Our original four boys came from Ardo Alpacas in Aberdeenshire. We are not alpaca breeders and have our boys purely as pets. Our experience is that you don't need to be a breeder and that a 'batchelor herd' can give much pleasure to the owner. We have 5 acres including our big garden and grazing for the boys, 15 miles north of Inverness, Scotland. I spin, knit, felt and crochet with the fleece from the boys.

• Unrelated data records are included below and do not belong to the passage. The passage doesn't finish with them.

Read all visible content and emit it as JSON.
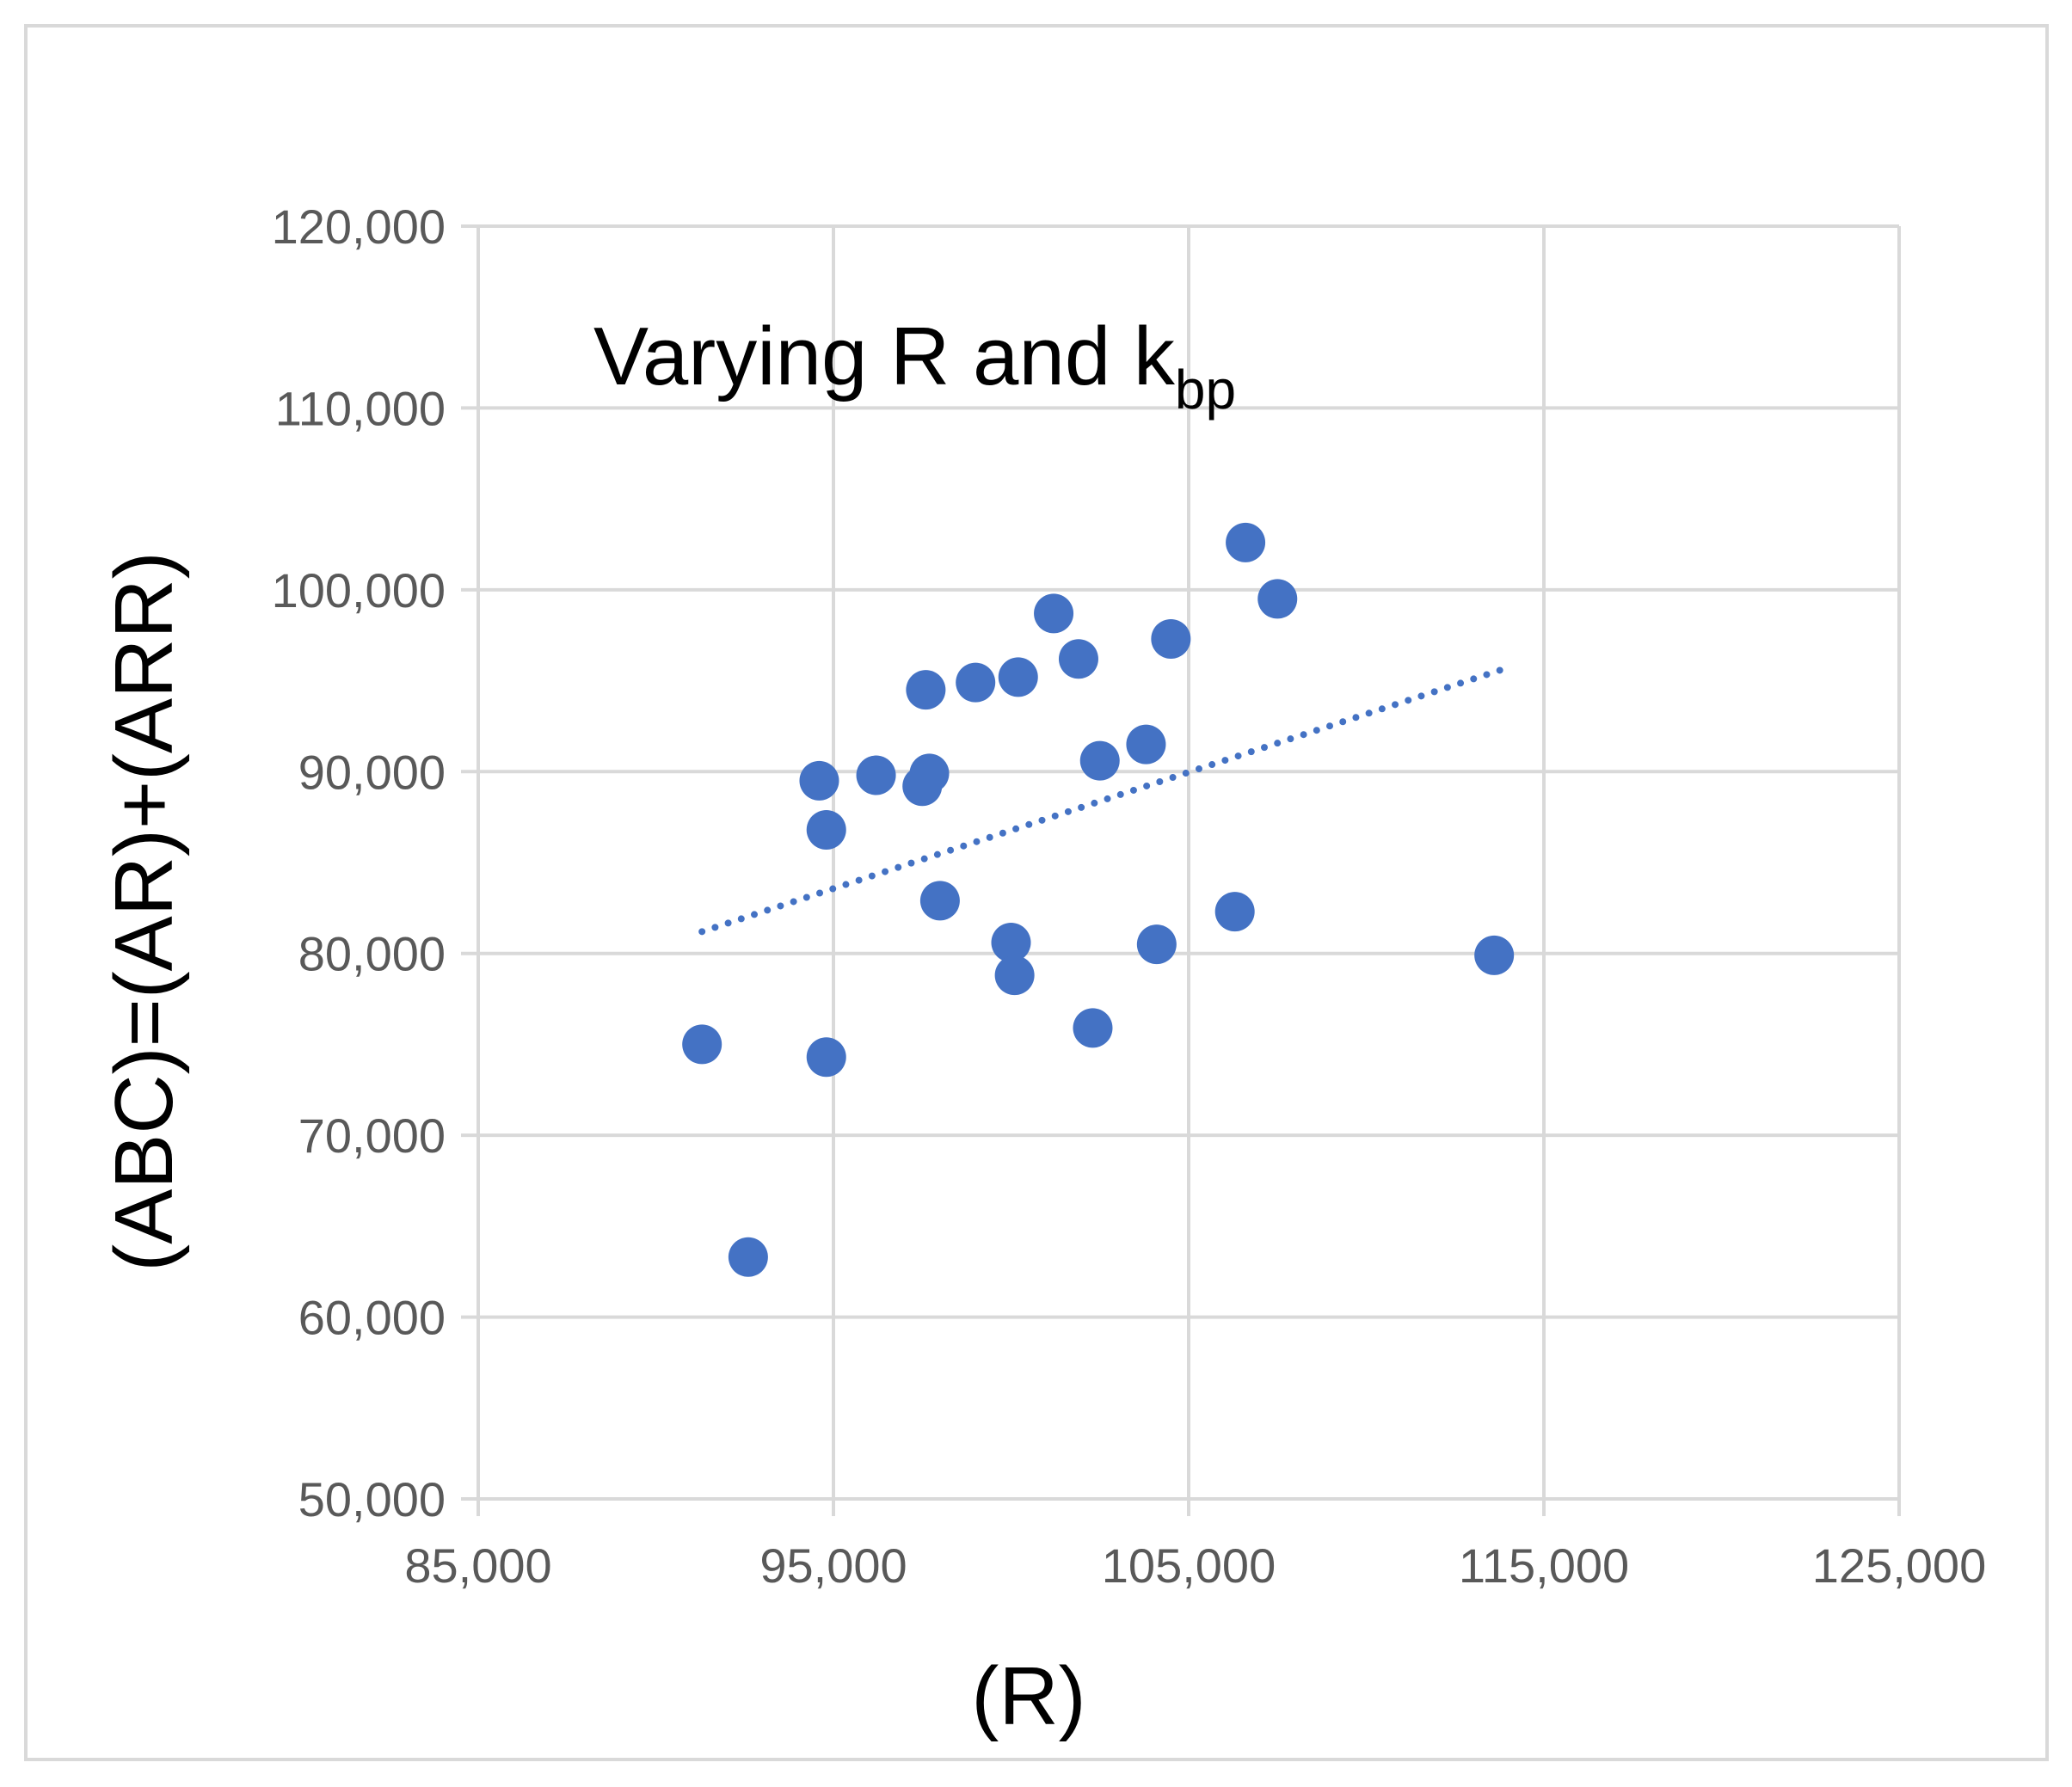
{
  "chart_data": {
    "type": "scatter",
    "title": "Varying R and k",
    "title_subscript": "bp",
    "xlabel": "(R)",
    "ylabel": "(ABC)=(AR)+(ARR)",
    "xlim": [
      85000,
      125000
    ],
    "ylim": [
      50000,
      120000
    ],
    "x_ticks": [
      85000,
      95000,
      105000,
      115000,
      125000
    ],
    "y_ticks": [
      50000,
      60000,
      70000,
      80000,
      90000,
      100000,
      110000,
      120000
    ],
    "x_tick_labels": [
      "85,000",
      "95,000",
      "105,000",
      "115,000",
      "125,000"
    ],
    "y_tick_labels": [
      "50,000",
      "60,000",
      "70,000",
      "80,000",
      "90,000",
      "100,000",
      "110,000",
      "120,000"
    ],
    "grid": true,
    "marker_color": "#4472C4",
    "trendline": {
      "style": "dotted",
      "color": "#4472C4",
      "x": [
        91300,
        113800
      ],
      "y": [
        81200,
        95600
      ]
    },
    "points": [
      {
        "x": 91300,
        "y": 75000
      },
      {
        "x": 92600,
        "y": 63300
      },
      {
        "x": 94600,
        "y": 89500
      },
      {
        "x": 94800,
        "y": 86800
      },
      {
        "x": 94800,
        "y": 74300
      },
      {
        "x": 96200,
        "y": 89800
      },
      {
        "x": 97600,
        "y": 94500
      },
      {
        "x": 97500,
        "y": 89200
      },
      {
        "x": 97700,
        "y": 89900
      },
      {
        "x": 98000,
        "y": 82900
      },
      {
        "x": 99000,
        "y": 94900
      },
      {
        "x": 100000,
        "y": 80600
      },
      {
        "x": 100100,
        "y": 78800
      },
      {
        "x": 100200,
        "y": 95200
      },
      {
        "x": 101200,
        "y": 98700
      },
      {
        "x": 101900,
        "y": 96200
      },
      {
        "x": 102300,
        "y": 75900
      },
      {
        "x": 102500,
        "y": 90600
      },
      {
        "x": 103800,
        "y": 91500
      },
      {
        "x": 104100,
        "y": 80500
      },
      {
        "x": 104500,
        "y": 97300
      },
      {
        "x": 106300,
        "y": 82300
      },
      {
        "x": 106600,
        "y": 102600
      },
      {
        "x": 107500,
        "y": 99500
      },
      {
        "x": 113600,
        "y": 79900
      }
    ]
  }
}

Just a reminder that clicking on (most) of the photos will show them greatly enlarged.

Sunday, 31 January 2010

Chill Out!

More snow again this morning and interesting to note how the boys like to 'chill' when having their morning haylage. Fergus and Fidget, our white boys, like to lay down and enjoy their hay/haylage at a leisurely pace. Top left photo shows Gaucho laying on the ground with Fergus peeping out of the shelter. Faro is in the shelter eating hay. You can also see their catch pen. Top right photo is of Fidget who prefers to eat slightly apart from the others because he likes to guard his food! Gully is bottom left (more snow coming on the horizon behind him!) Gully has fleeced up well, including his ears - I had previously had to rub on udder cream/fly cream on them due to skin condition/mites. We've received the 'Camelid herd & movement record' book from the British Alpaca Society for our use - great idea!

Sunday, 24 January 2010


 'Neeps' (Swedes!) are usually associated with haggis for Burns' Suppers at this time of year.  Our boys enjoy their neeps, anytime, any place and the top photo shows Fergus (left) today getting stuck into his whilst Gaucho is thinking about it. Gully is in the background. The bottom photo shows Fyta enjoying his piece of neep.  The boys normally eat them off the ground but prefer them hand fed as they can nibble them easier.  Once they start, they leave nothing.  If you click on the picture Fergus's top plate can easily be seen
Its a misty day, cold and with lumps of snow still lying around.  It was raining earlier so the guys look a bit bedraggled.  They are beginnning to roll on the ground again after the snow, so you can imagine how they look covered in mud.

Monday, 18 January 2010

Some grass - at last!

We moved the boys today from the bottom paddocks to the top paddocks as grass is beginning to re-appear due to the snow melt.  It also gives us a chance to clean up the paddocks after weeks of frozen droppings.  These guys could poop for Scotland!  Top photo shows the boys enjoying their supplement feed just before dark with their two field shelters in the background. Lower photo shows the broken joists in our main steading in the lower paddock caused a couple of weeks ago by the weight of snow. This steading is where the hay and straw is stored so is well used.   We've had the joists supported with a number of upright posts and now that the snow is melting, the downward pressure is being relieved.  Fortunately we heard the joists cracking so were able to quickly place uprights in position so we did not suffer a total collapse.  We had to close off the steading, part of which is used as a shelter by the boys in case it collapsed on them, so they used their field shelter instead - quite happily.

Sunday, 10 January 2010

Sno(w) joke!

The deep snow and frost have been with us since before Christmas, with no break.  The boys remain in good spirits, although seem to be bored with the white stuff.  Today they followed me around the outer paddock and started to chase each other, galloping through the snow with their tails held up.  The 'gallop' is more like a canter and is really funny to watch.  To give them a break from the hay and haylage, we have started giving them daily sugar beet pulp, soaked overnight, as a supplement.  They were wary of the beet on the first day, but now they scoff the lot and are looking for more!  Photo shows husband Robbie scraping away snow along the fence line and the boys eagerly eating the tufts of uncovered grass which remains unfrozen under the deep snow.  Also photographed is Horace our 8 years old cockerel, with his sister Tiddles being fed warm porridge.  Like the boys, Horace and his 7 hens are not spoiled (much!)   Horace in particular does not like to put his feet on the cold ground so he stays on his perch most of the day, giving the occasional 'cock -a-doodle-do' to let everyone know he is still in charge.  We keep the hens in separate enclosures from the boys because we are unsure of what bugs may be in the hens' droppings.